Sur le plan économique, on continue de s’étonner de la relative déconnexion entre performances boursières et activité économique. Rapportée au début de 2018, la pandémie apparaît en effet comme un accident dans l’ascension continue des principaux marchés boursiers du monde (au travers des indices MSCI). Si l’on zoome sur l’année 2020, le constat est plus nuancé, et l’on voit que les bourses chinoises et américaines affichent les meilleures performances, ayant dépassé leur niveau de janvier. La reprise des politiques monétaires accommodantes et la baisse des rendements ont largement contribué à soutenir ces tendances. De son côté, la Chine profite de son avance dans le cycle de la reprise et son marché intérieur s’avère plus porteur qu’on ne l’avait considéré. La bourse américaine s’appuie largement sur ses GAFAM et autres tech. Le retard des bourses européennes et japonaises semble plus conforme à la forme de la reprise, comme à la composition sectorielle des indices de ces régions. Certaines valorisations, comme un nouvel engouement pour la bourse, font cependant craindre la formation de bulles prêtes à éclater.

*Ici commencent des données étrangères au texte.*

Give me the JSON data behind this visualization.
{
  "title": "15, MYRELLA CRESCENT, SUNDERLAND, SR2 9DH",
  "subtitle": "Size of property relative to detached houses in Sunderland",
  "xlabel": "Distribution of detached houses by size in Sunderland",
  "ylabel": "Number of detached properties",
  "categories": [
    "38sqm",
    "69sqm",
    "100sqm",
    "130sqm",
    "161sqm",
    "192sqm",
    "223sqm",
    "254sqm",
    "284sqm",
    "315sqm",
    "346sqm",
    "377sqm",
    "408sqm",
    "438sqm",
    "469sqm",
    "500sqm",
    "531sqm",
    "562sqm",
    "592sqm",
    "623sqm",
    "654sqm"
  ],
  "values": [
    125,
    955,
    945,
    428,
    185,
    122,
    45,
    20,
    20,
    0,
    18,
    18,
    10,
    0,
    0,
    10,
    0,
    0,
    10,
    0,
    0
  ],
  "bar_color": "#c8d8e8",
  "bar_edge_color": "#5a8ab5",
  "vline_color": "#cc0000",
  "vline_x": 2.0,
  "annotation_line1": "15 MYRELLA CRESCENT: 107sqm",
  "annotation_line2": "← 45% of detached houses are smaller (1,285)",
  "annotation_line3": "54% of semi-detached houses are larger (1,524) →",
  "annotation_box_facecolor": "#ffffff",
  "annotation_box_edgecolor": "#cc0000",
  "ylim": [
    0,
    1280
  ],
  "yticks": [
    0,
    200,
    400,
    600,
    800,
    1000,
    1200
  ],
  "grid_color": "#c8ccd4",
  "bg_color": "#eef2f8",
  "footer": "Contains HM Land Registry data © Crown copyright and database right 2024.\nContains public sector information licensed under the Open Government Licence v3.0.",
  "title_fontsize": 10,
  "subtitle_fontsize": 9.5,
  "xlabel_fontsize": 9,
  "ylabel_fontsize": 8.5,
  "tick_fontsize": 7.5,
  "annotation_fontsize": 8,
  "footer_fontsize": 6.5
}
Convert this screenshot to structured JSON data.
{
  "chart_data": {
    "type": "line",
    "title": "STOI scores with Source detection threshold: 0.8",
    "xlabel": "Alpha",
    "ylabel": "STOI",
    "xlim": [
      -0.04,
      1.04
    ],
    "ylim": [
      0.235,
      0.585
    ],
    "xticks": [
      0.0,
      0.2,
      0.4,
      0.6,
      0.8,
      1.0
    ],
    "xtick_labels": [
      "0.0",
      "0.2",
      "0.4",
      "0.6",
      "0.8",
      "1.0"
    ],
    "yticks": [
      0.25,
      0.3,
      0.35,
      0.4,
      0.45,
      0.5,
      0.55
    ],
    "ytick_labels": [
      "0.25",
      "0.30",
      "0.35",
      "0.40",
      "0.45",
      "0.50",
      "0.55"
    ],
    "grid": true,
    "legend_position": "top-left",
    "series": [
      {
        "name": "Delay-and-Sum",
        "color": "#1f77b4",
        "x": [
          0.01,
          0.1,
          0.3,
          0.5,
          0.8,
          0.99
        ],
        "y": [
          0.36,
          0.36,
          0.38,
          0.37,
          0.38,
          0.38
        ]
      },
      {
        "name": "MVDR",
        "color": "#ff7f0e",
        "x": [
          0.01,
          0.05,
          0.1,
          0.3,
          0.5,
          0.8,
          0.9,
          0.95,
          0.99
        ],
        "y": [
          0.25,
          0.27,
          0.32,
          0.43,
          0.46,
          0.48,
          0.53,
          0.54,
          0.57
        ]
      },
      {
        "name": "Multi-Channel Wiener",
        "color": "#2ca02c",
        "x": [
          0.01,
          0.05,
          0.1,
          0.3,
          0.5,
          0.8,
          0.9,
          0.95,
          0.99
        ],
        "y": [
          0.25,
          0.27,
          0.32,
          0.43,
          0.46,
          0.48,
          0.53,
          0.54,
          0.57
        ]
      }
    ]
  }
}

L’automne apportera son lot des plans de relance,
notamment en Europe et aux Etats-Unis.

Plus largement, la crise met en lumière quelques dures réalités. Les écarts se creusent: entre les pays, au travers des pertes subies (humaines et économiques) et par l’inégalité des moyens financiers dont ils disposent pour soutenir leur économie et leur population. Au sein même de celles-ci ensuite, du fait de la montée du chômage et multiples précarités qui en découlent. Au plan international, la guerre commerciale et technologique entre les Etats-Unis et la Chine, la défiance grandissante que suscite cette dernière, pèsent sur le commerce mondial et font craindre une «balkanisation» industrielle et technologique du monde. Enfin, les problèmes économiques de plus long terme sont apparus plus clairement au grand jour. La transition énergétique a pris en nouvel élan, mais la lutte pour l’accès aux énergies fossiles s’est également intensifiée, en Méditerranée notamment. La préservation de l’eau, l’accès aux ressources alimentaires préoccupent aussi les Etats et les investisseurs, alors que d’importants projets d’infrastructures pourraient être reportés ou abandonnés faute de moyens. 

L’automne apportera son lot des plans de relance, notamment en Europe et aux Etats-Unis. Ces derniers, paralysés par l’échéance présidentielle, devraient néanmoins prendre des mesures économiques d’urgence principalement en faveur du pouvoir d’achat. L’Union européenne est tombée d’accord sur un plan d’aide commun, qui pourrait s’activer d’ici l’an prochain, parallèlement à de nombre d’initiatives nationales prises par ses Etats-membres.

Un vaccin pour la santé, une perfusion bien dosée pour l’économie!